Our lead drug candidate, repotrectinib (TPX-0005), is an orally administered TKI (tyrosine kinase inhibitor) being evaluated in an ongoing Phase 1/2 trial called TRIDENT-1 for both TKI-naïve and TKI-pretreated patients with ROS1+ advanced NSCLC and ROS1+, NTRK+ or ALK+ advanced solid tumors.
Mechanism of Action
Repotrectinib is a small (low molecular weight), macrocyclic tyrosine kinase inhibitor of ROS1, TRK and ALK. Repotrectinib was designed to efficiently bind with the active kinase conformation and avoid steric interference from a variety of clinically resistant mutations. The compact and rigid three-dimensional structure enables repotrectinib to precisely and efficiently bind deep into the ATP binding pocket of the kinase, and potentially circumvent the steric interference that results in resistance to bulkier kinase inhibitors, especially the solvent-front and gatekeeper mutations of ROS1, TRK and ALK kinases.
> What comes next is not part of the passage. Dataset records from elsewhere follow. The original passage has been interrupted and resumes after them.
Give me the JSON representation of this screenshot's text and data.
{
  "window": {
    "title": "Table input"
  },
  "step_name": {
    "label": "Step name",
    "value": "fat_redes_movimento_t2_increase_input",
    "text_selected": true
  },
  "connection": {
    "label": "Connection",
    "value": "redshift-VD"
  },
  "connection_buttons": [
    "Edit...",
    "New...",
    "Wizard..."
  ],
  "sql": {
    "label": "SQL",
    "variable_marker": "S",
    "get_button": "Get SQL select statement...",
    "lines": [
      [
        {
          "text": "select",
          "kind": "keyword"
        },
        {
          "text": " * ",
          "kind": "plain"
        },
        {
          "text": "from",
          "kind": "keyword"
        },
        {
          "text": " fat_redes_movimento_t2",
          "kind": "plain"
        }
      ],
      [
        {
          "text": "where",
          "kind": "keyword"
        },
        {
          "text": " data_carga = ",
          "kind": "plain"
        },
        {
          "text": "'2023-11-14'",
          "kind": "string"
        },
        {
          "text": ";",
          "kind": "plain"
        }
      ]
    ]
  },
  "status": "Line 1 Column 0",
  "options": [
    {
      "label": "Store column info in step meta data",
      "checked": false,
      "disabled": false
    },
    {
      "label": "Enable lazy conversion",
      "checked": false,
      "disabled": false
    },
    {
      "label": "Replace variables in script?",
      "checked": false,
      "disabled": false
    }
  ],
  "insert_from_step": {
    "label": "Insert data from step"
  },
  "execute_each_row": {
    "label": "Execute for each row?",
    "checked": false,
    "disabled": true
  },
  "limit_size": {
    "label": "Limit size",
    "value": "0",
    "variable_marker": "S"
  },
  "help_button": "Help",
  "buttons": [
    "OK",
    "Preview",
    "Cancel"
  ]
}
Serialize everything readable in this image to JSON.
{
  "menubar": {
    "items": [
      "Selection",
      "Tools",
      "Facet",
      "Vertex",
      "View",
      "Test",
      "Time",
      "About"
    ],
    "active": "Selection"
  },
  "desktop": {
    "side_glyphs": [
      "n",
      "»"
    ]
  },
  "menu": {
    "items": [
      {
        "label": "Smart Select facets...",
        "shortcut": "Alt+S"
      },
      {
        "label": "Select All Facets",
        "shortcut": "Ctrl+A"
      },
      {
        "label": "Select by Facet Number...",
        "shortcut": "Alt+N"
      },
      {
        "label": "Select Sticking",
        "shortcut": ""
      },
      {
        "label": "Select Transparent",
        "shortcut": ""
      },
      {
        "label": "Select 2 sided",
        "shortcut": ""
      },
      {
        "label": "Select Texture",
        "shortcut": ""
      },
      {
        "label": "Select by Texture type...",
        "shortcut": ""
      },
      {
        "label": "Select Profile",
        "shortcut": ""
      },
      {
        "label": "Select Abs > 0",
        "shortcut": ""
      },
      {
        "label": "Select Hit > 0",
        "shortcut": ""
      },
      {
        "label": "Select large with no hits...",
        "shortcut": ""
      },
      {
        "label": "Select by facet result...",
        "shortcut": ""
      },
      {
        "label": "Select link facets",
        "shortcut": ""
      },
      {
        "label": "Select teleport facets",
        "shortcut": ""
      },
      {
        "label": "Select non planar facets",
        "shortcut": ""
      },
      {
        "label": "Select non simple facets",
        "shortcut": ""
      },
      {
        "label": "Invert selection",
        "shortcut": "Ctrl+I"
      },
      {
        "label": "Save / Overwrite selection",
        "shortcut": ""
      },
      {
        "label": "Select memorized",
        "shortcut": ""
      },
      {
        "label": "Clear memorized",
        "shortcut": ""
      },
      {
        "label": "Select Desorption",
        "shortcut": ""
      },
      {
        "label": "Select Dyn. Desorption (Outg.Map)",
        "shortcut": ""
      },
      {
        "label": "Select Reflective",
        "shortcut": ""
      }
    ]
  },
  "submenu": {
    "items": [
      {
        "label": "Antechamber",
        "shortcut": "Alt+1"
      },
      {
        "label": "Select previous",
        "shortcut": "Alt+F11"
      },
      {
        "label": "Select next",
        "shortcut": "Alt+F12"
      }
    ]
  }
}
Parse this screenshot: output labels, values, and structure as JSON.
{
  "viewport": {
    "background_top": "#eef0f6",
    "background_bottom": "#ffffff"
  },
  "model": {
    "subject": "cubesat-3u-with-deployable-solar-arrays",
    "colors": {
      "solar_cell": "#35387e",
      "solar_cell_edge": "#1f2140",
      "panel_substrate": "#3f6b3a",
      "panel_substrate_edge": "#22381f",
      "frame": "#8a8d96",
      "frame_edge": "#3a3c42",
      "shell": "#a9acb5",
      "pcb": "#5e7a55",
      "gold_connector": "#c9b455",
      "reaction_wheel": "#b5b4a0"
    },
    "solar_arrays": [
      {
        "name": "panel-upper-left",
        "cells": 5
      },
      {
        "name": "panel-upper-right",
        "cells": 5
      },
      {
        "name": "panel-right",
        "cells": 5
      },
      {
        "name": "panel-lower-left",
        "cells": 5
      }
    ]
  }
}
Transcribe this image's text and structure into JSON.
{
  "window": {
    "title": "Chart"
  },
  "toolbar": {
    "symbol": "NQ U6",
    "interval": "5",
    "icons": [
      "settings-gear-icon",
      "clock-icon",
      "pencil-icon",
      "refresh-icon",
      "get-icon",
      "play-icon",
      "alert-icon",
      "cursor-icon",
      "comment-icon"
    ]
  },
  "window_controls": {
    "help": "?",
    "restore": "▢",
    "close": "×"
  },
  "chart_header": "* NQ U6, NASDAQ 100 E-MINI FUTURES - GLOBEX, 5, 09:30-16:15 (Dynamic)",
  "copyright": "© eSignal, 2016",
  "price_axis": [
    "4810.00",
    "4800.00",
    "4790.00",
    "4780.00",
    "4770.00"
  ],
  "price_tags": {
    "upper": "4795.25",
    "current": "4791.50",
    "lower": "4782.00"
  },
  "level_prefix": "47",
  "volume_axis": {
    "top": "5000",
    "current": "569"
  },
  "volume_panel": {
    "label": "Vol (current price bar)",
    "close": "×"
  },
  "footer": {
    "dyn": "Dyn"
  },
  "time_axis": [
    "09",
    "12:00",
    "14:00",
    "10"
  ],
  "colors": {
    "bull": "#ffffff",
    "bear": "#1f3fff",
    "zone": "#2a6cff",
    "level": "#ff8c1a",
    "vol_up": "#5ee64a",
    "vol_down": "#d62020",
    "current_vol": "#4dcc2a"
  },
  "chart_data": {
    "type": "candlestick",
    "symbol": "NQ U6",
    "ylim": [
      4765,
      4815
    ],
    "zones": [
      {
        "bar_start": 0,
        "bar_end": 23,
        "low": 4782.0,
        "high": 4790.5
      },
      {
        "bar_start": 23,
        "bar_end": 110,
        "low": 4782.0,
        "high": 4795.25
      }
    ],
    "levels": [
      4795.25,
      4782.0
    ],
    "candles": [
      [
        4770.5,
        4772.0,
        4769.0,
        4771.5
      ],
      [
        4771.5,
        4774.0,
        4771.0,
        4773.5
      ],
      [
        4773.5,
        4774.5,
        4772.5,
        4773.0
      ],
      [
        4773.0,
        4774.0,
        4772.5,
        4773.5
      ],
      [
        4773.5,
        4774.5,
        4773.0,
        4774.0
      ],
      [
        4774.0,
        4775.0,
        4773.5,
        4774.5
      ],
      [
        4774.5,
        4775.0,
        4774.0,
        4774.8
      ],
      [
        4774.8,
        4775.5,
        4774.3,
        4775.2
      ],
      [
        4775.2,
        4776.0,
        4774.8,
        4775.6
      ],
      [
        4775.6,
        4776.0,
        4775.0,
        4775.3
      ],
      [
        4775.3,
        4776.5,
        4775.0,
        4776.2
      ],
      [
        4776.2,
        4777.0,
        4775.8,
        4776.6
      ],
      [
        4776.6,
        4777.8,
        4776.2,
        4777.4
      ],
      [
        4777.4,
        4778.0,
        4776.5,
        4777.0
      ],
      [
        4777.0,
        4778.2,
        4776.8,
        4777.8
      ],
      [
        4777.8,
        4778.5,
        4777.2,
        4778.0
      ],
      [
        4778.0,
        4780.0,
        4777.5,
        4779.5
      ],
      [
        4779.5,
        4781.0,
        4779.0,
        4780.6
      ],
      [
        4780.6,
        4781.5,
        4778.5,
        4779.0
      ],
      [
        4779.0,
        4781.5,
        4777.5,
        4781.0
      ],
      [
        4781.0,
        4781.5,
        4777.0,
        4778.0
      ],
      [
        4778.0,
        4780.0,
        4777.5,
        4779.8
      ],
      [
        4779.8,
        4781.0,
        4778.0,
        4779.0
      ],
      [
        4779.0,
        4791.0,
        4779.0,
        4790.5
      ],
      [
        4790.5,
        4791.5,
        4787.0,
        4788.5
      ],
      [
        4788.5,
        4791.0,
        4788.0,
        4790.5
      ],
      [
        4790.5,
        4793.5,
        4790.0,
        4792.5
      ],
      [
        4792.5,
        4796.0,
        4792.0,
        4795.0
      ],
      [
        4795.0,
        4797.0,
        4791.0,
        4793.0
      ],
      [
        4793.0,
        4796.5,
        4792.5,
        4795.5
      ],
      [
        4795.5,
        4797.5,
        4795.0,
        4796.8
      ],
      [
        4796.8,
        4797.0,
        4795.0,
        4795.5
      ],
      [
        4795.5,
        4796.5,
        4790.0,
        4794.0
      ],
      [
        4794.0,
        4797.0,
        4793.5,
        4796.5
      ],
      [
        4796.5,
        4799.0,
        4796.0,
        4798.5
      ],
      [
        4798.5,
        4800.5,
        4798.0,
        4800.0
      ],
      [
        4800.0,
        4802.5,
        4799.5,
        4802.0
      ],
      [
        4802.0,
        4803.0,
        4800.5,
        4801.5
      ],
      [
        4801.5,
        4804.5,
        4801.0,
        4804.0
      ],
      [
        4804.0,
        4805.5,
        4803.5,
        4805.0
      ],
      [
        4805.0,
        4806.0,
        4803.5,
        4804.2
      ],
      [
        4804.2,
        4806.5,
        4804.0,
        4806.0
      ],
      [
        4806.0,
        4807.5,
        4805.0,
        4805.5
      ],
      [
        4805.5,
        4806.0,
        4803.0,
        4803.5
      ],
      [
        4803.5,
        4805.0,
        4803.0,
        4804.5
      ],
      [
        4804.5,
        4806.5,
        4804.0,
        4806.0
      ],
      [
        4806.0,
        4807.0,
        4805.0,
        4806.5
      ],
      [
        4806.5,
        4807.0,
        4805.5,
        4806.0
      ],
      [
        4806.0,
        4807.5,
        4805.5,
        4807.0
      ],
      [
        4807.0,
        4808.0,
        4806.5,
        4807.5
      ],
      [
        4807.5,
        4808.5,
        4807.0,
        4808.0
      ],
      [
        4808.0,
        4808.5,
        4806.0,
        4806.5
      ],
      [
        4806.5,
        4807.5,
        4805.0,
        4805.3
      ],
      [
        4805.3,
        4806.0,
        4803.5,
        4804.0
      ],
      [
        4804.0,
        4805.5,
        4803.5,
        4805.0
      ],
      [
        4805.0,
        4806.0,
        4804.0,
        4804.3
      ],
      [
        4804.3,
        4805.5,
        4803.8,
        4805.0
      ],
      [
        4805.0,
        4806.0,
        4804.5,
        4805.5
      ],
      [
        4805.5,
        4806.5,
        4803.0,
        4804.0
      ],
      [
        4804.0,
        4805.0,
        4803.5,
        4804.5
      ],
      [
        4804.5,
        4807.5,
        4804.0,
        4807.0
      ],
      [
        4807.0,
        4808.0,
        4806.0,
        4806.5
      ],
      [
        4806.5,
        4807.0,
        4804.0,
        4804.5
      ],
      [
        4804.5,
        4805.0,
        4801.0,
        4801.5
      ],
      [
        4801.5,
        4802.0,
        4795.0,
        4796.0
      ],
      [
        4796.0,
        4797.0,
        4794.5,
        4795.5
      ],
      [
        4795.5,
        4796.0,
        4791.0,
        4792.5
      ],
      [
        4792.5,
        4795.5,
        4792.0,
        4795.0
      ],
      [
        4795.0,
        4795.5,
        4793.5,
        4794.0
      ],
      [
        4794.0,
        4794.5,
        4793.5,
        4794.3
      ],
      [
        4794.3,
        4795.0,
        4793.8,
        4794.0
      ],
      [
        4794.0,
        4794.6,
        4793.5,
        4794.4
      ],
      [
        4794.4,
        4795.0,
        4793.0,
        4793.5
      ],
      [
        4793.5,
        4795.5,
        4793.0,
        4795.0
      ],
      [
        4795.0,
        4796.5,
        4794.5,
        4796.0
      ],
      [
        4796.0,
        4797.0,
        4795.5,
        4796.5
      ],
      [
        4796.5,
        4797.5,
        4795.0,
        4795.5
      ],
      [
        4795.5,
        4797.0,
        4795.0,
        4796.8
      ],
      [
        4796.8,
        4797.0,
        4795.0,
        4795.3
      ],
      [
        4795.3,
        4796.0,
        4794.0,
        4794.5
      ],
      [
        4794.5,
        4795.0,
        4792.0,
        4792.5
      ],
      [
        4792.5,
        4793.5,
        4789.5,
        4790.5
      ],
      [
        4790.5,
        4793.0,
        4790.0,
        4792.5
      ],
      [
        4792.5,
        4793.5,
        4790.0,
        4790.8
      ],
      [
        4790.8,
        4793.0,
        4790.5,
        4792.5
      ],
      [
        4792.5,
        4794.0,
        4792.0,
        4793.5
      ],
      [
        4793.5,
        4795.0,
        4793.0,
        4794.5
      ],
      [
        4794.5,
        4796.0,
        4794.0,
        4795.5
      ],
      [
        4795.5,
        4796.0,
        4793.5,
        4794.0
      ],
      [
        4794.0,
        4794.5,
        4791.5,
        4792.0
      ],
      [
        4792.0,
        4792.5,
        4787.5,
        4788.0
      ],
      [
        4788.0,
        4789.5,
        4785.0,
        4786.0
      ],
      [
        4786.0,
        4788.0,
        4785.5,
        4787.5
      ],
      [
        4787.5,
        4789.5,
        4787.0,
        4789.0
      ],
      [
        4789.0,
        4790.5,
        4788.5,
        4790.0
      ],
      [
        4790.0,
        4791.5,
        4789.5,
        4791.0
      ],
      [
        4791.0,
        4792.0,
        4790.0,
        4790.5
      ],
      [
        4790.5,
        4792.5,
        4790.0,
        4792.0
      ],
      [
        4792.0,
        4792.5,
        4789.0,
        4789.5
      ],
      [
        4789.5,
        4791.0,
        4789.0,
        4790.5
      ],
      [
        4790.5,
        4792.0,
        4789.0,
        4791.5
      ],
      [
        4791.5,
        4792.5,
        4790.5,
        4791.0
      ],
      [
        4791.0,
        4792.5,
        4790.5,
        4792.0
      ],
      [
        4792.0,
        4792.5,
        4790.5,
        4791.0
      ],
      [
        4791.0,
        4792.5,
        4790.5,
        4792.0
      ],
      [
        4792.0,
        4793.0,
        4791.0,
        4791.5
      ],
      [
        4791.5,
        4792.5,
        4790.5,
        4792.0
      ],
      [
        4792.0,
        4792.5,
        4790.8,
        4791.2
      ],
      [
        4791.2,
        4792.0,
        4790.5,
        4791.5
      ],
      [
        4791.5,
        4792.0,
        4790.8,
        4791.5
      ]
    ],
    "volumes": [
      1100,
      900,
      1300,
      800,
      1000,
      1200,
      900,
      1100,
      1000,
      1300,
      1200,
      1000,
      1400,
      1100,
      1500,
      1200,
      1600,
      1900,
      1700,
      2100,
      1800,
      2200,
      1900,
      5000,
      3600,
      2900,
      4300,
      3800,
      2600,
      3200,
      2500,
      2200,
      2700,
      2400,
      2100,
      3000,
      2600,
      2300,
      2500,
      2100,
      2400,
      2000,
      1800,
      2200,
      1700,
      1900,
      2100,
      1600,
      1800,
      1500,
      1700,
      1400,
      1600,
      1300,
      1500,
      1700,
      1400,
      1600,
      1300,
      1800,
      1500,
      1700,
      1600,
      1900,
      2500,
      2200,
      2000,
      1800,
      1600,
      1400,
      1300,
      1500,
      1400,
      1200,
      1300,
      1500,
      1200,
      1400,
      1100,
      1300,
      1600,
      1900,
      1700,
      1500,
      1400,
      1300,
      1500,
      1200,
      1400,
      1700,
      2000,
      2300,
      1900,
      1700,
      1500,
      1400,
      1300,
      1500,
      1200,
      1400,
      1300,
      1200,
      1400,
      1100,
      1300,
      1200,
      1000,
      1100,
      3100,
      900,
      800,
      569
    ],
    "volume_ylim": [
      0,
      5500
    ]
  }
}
Currently, there are no approved TKIs that can overcome solvent-front mutations that arise in ROS1 or TRK kinases.
An estimated 1.8 million people are projected to die of lung cancer in 2018, the leading cause of cancer-related deaths globally. Despite new targeted therapies for the treatment of NSCLC, there continues to be a growing number of acquired resistant mutations in patients previously treated with TKIs, particularly solvent-front mutations. The most common of the solvent-front mutation for the ROS1 kinase, G2032R, was reported in 2017 from a single institution in 41% of patients who experienced progressive disease while taking crizotinib (Gainor, et al. JCO Prec Oncol. 2017). In addition, emerging solvent-front mutations, such as TRKA G595R, TRKC G623R and TRKC G623E, have been reported in NTRK+ solid tumors after treatment with larotrectinib and current investigational agent entrectinib.
Given the incidence of these resistant mutations, there continues to be a high unmet medical need to develop novel therapies that can overcome intrinsic and acquired resistance, such as the development of solvent-front mutations.